De Raad voor Rechtsbijstand kan haar beleid over de doelmatige besteding van extra uren ‘niet te streng en rigide toepassen’ en moet maatwerk leveren. Dat heeft de Rechtbank Amsterdam onlangs gesteld, nadat een verzoek van een advocaat tot de vergoeding van extra uren in een huurzaak was afgewezen.
De sociaal advocate stond een oudere Portugese dame van midden zeventig bij. Die dreigde door haar verhuurder Eigen Haard uit haar sociale huurwoning te worden gezet, omdat zij die woning al twee jaar niet als hoofdverblijf zou gebruiken. De advocate wendde zich tot de Raad voor Rechtsbijstand om extra uren vergoed te krijgen in de zaak, die volgens haar zo complex was dat het standaard aantal vergoedde uren (negen uur) niet volstond.
De raad wees het verzoek echter af, waarna de advocate een procedure bij de rechtbank startte tegen deze afwijzing. Een vergoeding van extra uren is immers mogelijk als zij meer dan 27 uur aan de zaak heeft gewerkt, en dat was ruimschoots het geval. Volgens haar urenoverzicht had ze veertig uur besteed aan de zaak, terwijl ze zeven uur vergoed had gekregen van de raad. De cliënte betaalde zelf twee uur als eigen bijdrage.
De rechtbank beaamt in een vonnis van half maart dat de huurzaak wel degelijk complex was, hoewel de Raad voor Rechtsbijstand dit heeft bestreden. Eerst probeerde de advocate om via verschillende wegen tot een minnelijke oplossing te komen met Eigen Haard. Pas toen dit niet lukte en Eigen Haard de ontruiming van de woning bleef vorderen, volgde er een juridische procedure bij de kantonrechter.

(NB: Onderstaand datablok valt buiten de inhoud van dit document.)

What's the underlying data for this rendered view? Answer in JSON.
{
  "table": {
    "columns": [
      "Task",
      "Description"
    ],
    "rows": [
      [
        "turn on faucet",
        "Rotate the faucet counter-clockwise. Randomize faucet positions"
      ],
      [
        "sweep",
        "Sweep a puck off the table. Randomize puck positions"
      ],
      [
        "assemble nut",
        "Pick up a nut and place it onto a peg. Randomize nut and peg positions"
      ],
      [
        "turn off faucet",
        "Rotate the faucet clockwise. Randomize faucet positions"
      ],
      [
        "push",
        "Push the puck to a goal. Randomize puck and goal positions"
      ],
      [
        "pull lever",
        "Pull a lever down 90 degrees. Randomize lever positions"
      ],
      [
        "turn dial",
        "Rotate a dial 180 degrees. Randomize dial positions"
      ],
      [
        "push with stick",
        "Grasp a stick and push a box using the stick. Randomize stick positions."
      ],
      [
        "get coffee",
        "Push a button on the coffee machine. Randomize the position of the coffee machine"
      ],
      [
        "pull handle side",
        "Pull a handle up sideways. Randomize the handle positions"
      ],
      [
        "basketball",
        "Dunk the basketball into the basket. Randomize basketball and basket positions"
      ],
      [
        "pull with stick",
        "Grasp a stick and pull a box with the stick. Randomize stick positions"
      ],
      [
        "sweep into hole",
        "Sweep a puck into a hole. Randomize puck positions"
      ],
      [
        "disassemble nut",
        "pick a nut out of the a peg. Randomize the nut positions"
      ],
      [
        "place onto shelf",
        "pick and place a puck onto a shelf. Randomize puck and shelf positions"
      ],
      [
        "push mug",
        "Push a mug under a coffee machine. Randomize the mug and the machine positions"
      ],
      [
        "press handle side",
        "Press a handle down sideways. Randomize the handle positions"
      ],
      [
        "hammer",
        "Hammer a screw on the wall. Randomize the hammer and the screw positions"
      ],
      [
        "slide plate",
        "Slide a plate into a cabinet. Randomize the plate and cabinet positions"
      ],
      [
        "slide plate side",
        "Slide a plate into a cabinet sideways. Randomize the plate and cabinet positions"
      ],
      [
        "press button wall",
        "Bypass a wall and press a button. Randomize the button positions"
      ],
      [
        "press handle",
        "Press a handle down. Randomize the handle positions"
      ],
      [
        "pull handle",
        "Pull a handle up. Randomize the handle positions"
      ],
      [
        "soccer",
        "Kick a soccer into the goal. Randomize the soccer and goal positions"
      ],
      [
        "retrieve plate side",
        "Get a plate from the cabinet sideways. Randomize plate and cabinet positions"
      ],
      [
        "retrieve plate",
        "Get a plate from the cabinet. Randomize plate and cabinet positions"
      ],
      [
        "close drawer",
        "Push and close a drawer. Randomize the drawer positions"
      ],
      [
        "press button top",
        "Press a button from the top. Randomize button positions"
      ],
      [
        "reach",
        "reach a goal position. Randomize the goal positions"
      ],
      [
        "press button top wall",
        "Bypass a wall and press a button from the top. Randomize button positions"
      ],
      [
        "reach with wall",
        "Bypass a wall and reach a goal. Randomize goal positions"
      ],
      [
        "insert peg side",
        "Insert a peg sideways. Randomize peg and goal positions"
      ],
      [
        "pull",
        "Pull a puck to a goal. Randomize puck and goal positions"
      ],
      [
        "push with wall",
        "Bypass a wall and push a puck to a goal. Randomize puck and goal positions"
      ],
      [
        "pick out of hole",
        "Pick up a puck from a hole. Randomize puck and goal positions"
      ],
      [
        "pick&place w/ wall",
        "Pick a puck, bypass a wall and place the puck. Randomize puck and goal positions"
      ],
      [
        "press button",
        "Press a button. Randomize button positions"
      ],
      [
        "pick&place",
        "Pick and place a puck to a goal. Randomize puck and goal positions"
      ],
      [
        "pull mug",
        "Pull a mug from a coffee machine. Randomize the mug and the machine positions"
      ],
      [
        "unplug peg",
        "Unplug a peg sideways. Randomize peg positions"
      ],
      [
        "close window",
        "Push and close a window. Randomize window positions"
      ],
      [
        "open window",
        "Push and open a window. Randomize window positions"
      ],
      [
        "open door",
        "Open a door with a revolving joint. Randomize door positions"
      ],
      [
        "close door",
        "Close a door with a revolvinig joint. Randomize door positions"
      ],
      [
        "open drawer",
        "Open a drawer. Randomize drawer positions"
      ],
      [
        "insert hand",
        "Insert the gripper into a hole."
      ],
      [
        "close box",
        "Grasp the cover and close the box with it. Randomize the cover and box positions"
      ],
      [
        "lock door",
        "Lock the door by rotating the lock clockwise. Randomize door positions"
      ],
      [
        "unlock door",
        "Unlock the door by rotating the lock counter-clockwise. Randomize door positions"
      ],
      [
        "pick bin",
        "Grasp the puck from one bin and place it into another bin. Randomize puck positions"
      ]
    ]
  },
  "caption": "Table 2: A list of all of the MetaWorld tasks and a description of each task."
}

De zaak werd schriftelijk behandeld – als gevolg van de coronapandemie –, waarna de kantonrechter uiteindelijk oordeelde tot ontbinding van de huurovereenkomst.
In het vonnis stelt de rechtbank dat de Raad voor Rechtsbijstand ‘in redelijkheid niet kon concluderen dat de huurrechtzaak die eiseres heeft behandeld, niet feitelijk complex is’. De omvangrijke correspondentie van de advocate onderschrijft de complexiteit. “Eiseres heeft veelvuldig gecorrespondeerd met Eigen Haard over de medische situatie van [cliënte] en zij heeft hierbij meerdere medische stukken moeten overleggen uit Portugal en deze moeten laten vertalen,” aldus de rechter. “Verder heeft eiseres onderzocht of er andere mogelijkheden waren voor eiseres om een nieuwe woning te krijgen als zij haar woning zou worden uitgezet.”
Zodoende kan de rechtbank de raad niet volgen in ‘het standpunt dat eiseres geen recht zou hebben op een vergoeding voor de 13 extra punten, die zij aan de zaak besteedde’. Bovendien haakt de rechter in op het rapport Andere Tijden uit 2017, over de puntentoekenning in het stelsel van gefinancierde rechtsbijstand en de vraag of vergoedingen nog wel aansluiten bij de huidige tijd. Sociaal advocaten besteden tegenwoordig gemiddeld meer uren aan geschillen dan in de jaren negentig, toen het huidige stelsel werd opgetuigd.
De rechtbank concludeert dan ook: “Uit het rapport Andere Tijden blijkt duidelijk dat het aantal punten dat het Besluit vergoedingen rechtsbijstand toekent in een huurrechtzaak zoals hier aan de orde, veel minder is dan het aantal uren dat gemiddeld aan zo’n zaak wordt besteed. Dit brengt met zich mee dat de Raad haar beleid over de doelmatige besteding van extra uren niet te streng en rigide kan toepassen. Het is belangrijk dat de Raad in huurrechtzaken waarin een aanvraag om extra uren wordt ingediend – anders dan zij in de onderhavige zaak deed – zorgvuldig bekijkt en maatwerk levert. Het kan niet zo zijn dat een te strikte toepassing van het beleid door de Raad (zonder zorgvuldig maatwerk) ertoe leidt dat huurrechtadvocaten hun doelmatig besteedde extra uren niet vergoed krijgen.”
Het beroep van de advocate wordt daarom gegrond verklaard; de Raad voor Rechtsbijstand moet binnen zes weken een nieuw besluit nemen over het al dan niet toekennen van de extra uren.